Popular trading app Robinhood on Thursday filed for its initial public offering,m and disclosed that it will set aside up to 35% of shares for retail investors who rarely get to buy at a company's IPO price.
Timing: Earlier this week, Robinhood agreed to pay a record $70 million in fines and restitution, as part of a settlement with the Financial Industry Regulatory Authority over providing customers with "false or misleading information."
- The deal was viewed as key to letting Robinhood "flip" its IPO filing from confidential to public.

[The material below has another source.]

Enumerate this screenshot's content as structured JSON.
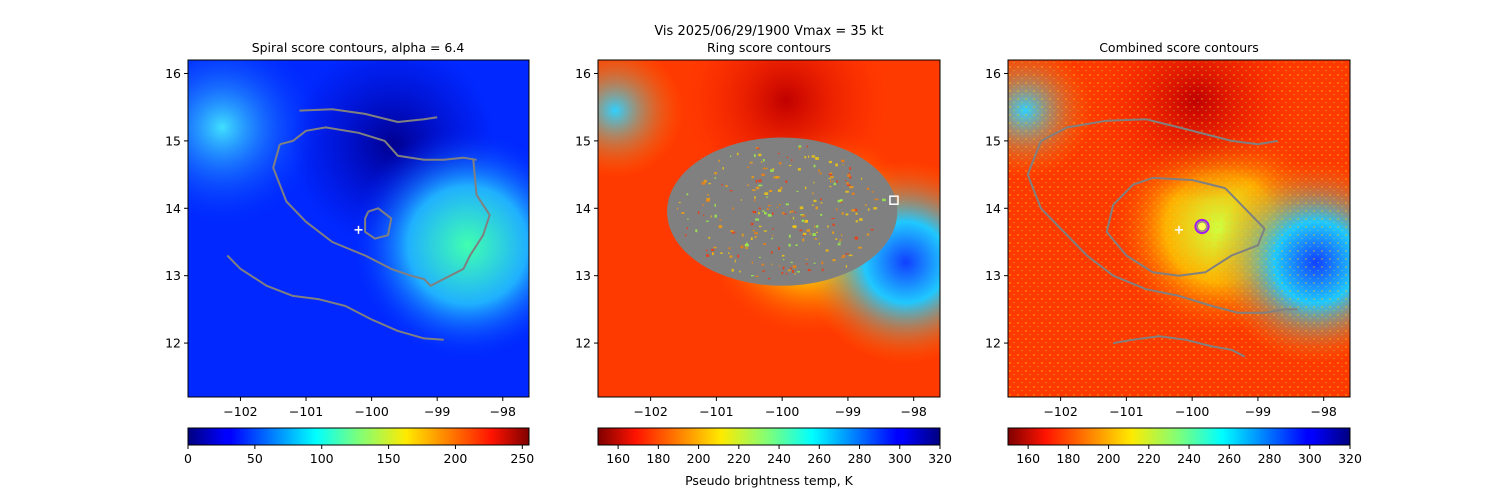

Background: Today's move also comes several months after Robinhood came under fire for restricting certain trades, related to a burst of activity on GameStop and other meme stocks.
- The SEC continues to investigate the trading halt, which also sparked Congressional hearings, and Robinhood remains the defendant in several related class action lawsuits.

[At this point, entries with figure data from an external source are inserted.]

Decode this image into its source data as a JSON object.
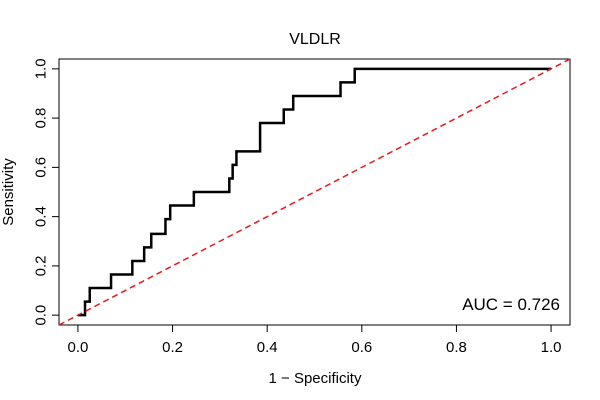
{
  "chart_data": {
    "type": "line",
    "title": "VLDLR",
    "xlabel": "1 − Specificity",
    "ylabel": "Sensitivity",
    "xlim": [
      -0.04,
      1.04
    ],
    "ylim": [
      -0.04,
      1.04
    ],
    "x_ticks": [
      "0.0",
      "0.2",
      "0.4",
      "0.6",
      "0.8",
      "1.0"
    ],
    "y_ticks": [
      "0.0",
      "0.2",
      "0.4",
      "0.6",
      "0.8",
      "1.0"
    ],
    "grid": false,
    "annotation": "AUC = 0.726",
    "series": [
      {
        "type": "step",
        "color": "#000000",
        "x": [
          0.0,
          0.015,
          0.015,
          0.025,
          0.025,
          0.035,
          0.035,
          0.07,
          0.07,
          0.115,
          0.115,
          0.14,
          0.14,
          0.155,
          0.155,
          0.185,
          0.185,
          0.195,
          0.195,
          0.245,
          0.245,
          0.32,
          0.32,
          0.327,
          0.327,
          0.335,
          0.335,
          0.385,
          0.385,
          0.435,
          0.435,
          0.455,
          0.455,
          0.555,
          0.555,
          0.585,
          0.585,
          1.0
        ],
        "y": [
          0.0,
          0.0,
          0.055,
          0.055,
          0.11,
          0.11,
          0.11,
          0.11,
          0.165,
          0.165,
          0.22,
          0.22,
          0.275,
          0.275,
          0.33,
          0.33,
          0.39,
          0.39,
          0.445,
          0.445,
          0.5,
          0.5,
          0.555,
          0.555,
          0.61,
          0.61,
          0.665,
          0.665,
          0.78,
          0.78,
          0.835,
          0.835,
          0.89,
          0.89,
          0.945,
          0.945,
          1.0,
          1.0
        ]
      },
      {
        "type": "diagonal",
        "color": "#e41a1c",
        "dashed": true,
        "x": [
          -0.04,
          1.04
        ],
        "y": [
          -0.04,
          1.04
        ]
      }
    ]
  }
}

- It also was sued by Massachusetts regulators for alleged securities law violations.
- The SEC also reportedly slowed down Robinhood's IPO process over questions about its growing crypto-trading business.
ROI: Robinhood has raised over $5.5 billion since being founded in 2013, including $3.4 billion via a convertible note investment in the aftermath of the trading fiasco.
- Major VC backers include Sequoia Capital, Index Ventures, Andreessen Horowitz and New Enterprise Associates.